MAHKEMESİ :İş Mahkemesi
DAVA TÜRÜ : ALACAK
Taraflar arasında görülen dava sonucunda verilen kararın, süresi içinde duruşmalı olarak temyizen incelenmesi davalı vekilince istenilmesi üzerine dosya incelenerek işin duruşmaya tabi olduğu anlaşılmış ve duruşma için 17/04/2018 Salı günü tayin edilerek taraflara çağrı kağıdı gönderilmişti. Duruşma günü davacı adına vekili Avukat ... geldi. Karşı taraf adına kimse gelmedi. Duruşmaya başlanarak hazır bulunan avukatın sözlü açıklamaları dinlendikten sonra duruşmaya son verilerek Tetkik Hakimi ... tarafından düzenlenen rapor sunuldu, dosya incelendi, gereği konuşulup düşünüldü:
Y A R G I T A Y K A R A R I
Davacı vekili, müvekkili işçinin iş sözleşmesini haklı sebeple feshettiğini, tazminat ve işçilik alacaklarının ödenmediğini ileri sürerek, kıdem tazminatı, yıllık izin, aylık ücret,....’da çalışmasına ilişkin ücret kısmı, fazla çalışma, hafta tatili, ulusal bayram ve genel tatil ücreti alacaklarının hüküm altına alınmasını talep etmiştir.

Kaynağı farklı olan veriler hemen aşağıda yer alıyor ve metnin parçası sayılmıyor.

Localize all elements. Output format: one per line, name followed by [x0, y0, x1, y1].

Davalı vekili, davanın reddini savunmuştur.
Mahkemece, toplanan deliller ve bilirkişi raporuna dayanılarak, yazılı gerekçeyle davanın kısmen kabulüne karar verilmiştir.

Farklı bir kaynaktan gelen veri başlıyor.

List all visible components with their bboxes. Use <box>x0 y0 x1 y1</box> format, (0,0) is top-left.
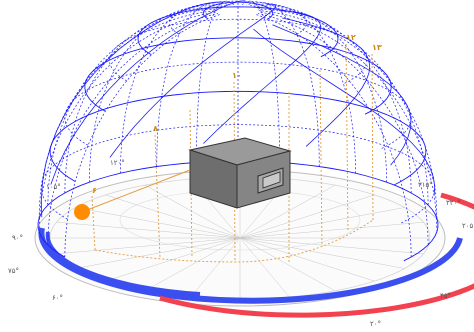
azimuth-label: ۲۰۵° <box>462 222 474 230</box>
ground-grid <box>50 177 430 299</box>
ground-grid-line <box>190 237 241 298</box>
sun-drop-line <box>91 195 96 251</box>
dome-sun-path-line <box>50 0 246 185</box>
dome-elevation-line <box>84 37 392 115</box>
dome-azimuth-line <box>258 10 438 219</box>
ground-grid-line <box>56 221 241 239</box>
building-window-inner <box>262 171 281 189</box>
dome-sun-path-line <box>203 10 322 144</box>
base-ring-blue-inner <box>45 231 201 296</box>
dome-azimuth-line <box>89 5 223 183</box>
ground-grid-line <box>239 194 375 239</box>
azimuth-label: ۳۳۰° <box>446 199 461 207</box>
dome-azimuth-line <box>47 12 219 245</box>
ground-grid-line <box>239 237 405 269</box>
hour-label-8: ۸ <box>153 124 158 133</box>
dome-azimuth-line <box>242 0 280 163</box>
base-ring-blue-arc <box>38 227 463 304</box>
dome-elevation-line <box>202 1 274 20</box>
sun-icon <box>74 204 90 220</box>
azimuth-label: ۹۰° <box>12 234 23 242</box>
ground-grid-line <box>239 237 424 255</box>
ground-grid-line <box>105 237 241 282</box>
ground-grid-line <box>239 184 336 239</box>
dome-sun-path-line <box>282 17 371 147</box>
ground-grid-line <box>239 237 336 292</box>
azimuth-label: ۶۰° <box>52 294 63 302</box>
dome-azimuth-line <box>255 14 412 258</box>
dome-sun-path-line <box>272 24 412 166</box>
dome-azimuth-line <box>38 11 218 232</box>
ground-grid-line <box>239 221 424 239</box>
ground-grid-line <box>75 207 241 239</box>
dome-azimuth-line <box>156 1 230 167</box>
ground-grid-line <box>239 207 405 239</box>
hour-label-6: ۶ <box>92 186 97 195</box>
dome-sun-path-line <box>109 3 277 158</box>
dome-azimuth-line <box>196 0 234 163</box>
dome-azimuth-line <box>258 11 438 232</box>
sun-drop-line <box>189 109 193 259</box>
dome-azimuth-line <box>253 5 387 183</box>
azimuth-label: ۱۰۵° <box>46 183 61 191</box>
dome-azimuth-line <box>257 12 429 245</box>
hour-label-10: ۱۰ <box>232 71 242 80</box>
sun-dome-mesh <box>37 0 439 262</box>
dome-elevation-line <box>109 18 367 84</box>
sun-drop-line <box>345 43 349 233</box>
dome-elevation-line <box>64 61 412 149</box>
base-ring-red-arc <box>159 192 474 318</box>
azimuth-label: ۷۵° <box>8 267 19 275</box>
ground-grid-line <box>144 184 241 239</box>
azimuth-label: ۱۲۰° <box>110 159 125 167</box>
azimuth-labels: ۳۱۵° ۳۳۰° ۲۰۵° ۱۲۰° ۱۰۵° ۹۰° ۷۵° ۶۰° ۴۵°… <box>8 159 474 328</box>
hour-label-13: ۱۳ <box>372 43 382 52</box>
azimuth-label: ۲۰° <box>370 320 381 328</box>
sun-drop-line <box>154 134 161 259</box>
hour-label-12: ۱۲ <box>346 33 356 42</box>
building-model <box>188 137 292 209</box>
ground-grid-line <box>239 237 375 282</box>
annual-base-ring <box>38 192 474 318</box>
dome-azimuth-line <box>246 1 320 167</box>
ground-grid-line <box>56 237 241 255</box>
hour-labels: ۶ ۸ ۱۰ ۱۲ ۱۳ <box>92 33 382 195</box>
azimuth-label: ۴۵° <box>440 292 451 300</box>
dome-azimuth-line <box>64 14 221 258</box>
sun-drop-line <box>319 69 323 247</box>
dome-sun-path-line <box>253 28 436 196</box>
ground-grid-line <box>144 237 241 292</box>
ground-grid-line <box>75 237 241 269</box>
azimuth-label: ۳۱۵° <box>418 181 433 189</box>
ground-grid-line <box>105 194 241 239</box>
dome-azimuth-line <box>250 3 356 174</box>
dome-sun-path-line <box>40 1 223 218</box>
ground-grid-line <box>239 237 290 298</box>
sun-ground-trace <box>94 219 374 263</box>
sun-marker <box>74 169 191 220</box>
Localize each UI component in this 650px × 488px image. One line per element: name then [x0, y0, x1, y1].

Kararı, davalı vekili temyiz etmiştir.
1-Dosyadaki yazılara toplanan delillerle kararın dayandığı kanuni gerektirici sebeplere göre, davalının aşağıdaki bendin kapsamı dışında kalan temyiz itirazları yerinde değildir.
2-6100 sayılı Hukuk Muhakemeleri Kanunu’nun 90. maddesinin birinci fıkrasında, “Süreler, kanunda belirtilir veya hâkim tarafından tespit edilir. Kanunda belirtilen istisnai durumlar dışında, hâkim kanundaki süreleri artıramaz veya eksiltemez.” hükmü; aynı Kanunun 181. maddesinde, “Kısmen ıslaha başvuran tarafa, ıslah ettiği usul işlemini yapması için bir haftalık süre verilir. Bu süre içinde ıslah edilen işlem yapılmazsa, ıslah hiç yapılmamış gibi davaya devam edilir.” hükmü düzenlenmiştir.
Davacı vekili, duruşmanın 09/04/2015 tarihli celsesinde, davasını ıslah etmek üzere süre talebinde bulunmuştur. Mahkemece, aynı celsede, ıslah için iki haftalık süre verilmiştir. Davacı vekili, 07/05/2015 havale tarihli kısmi ıslah dilekçesini sunmuş ve harçlandırmıştır. 6100 sayılı Kanun’un 90. maddesinin birinci fıkrası hükmü açık olup, kanunda belirtilen istisnai durumlar dışında, hakimin kanundaki süreleri artırması veya eksiltmesi mümkün değildir. Bu halde, mahkemece, 6100 sayılı Kanunun 181. maddesinde düzenlenen bir haftalık sürenin artırılması hukuken geçersizdir. Kaldı ki, davacı tarafın ıslah işlemini gerek kanuni bir haftalık süre gerekse de Mahkemece verilen iki haftalık süre geçtikten sonra yaptığı anlaşılmaktadır.
Anılan sebeplerle, ıslah geçersizdir. Mahkemece, 6100 sayılı Kanun’un 181. maddesi uyarınca ıslahın hiç yapılmamış sayılarak, dava dilekçesindeki talep miktarlarıyla bağlı kalınarak hüküm tesis edilmesi gerekirken, süresi geçtikten sonra sunulan ıslah dilekçesine göre karar verilmesi hatalı olmuştur.
Yukarıda yazılı sebepten kararın bozulması gerekmiştir.
SONUÇ: Temyiz olunan kararın yukarıda yazılı sebepten BOZULMASINA, peşin alınan temyiz harcının istek halinde ilgiliye iadesine, 17/04/2018 tarihinde oybirliğiyle karar verildi.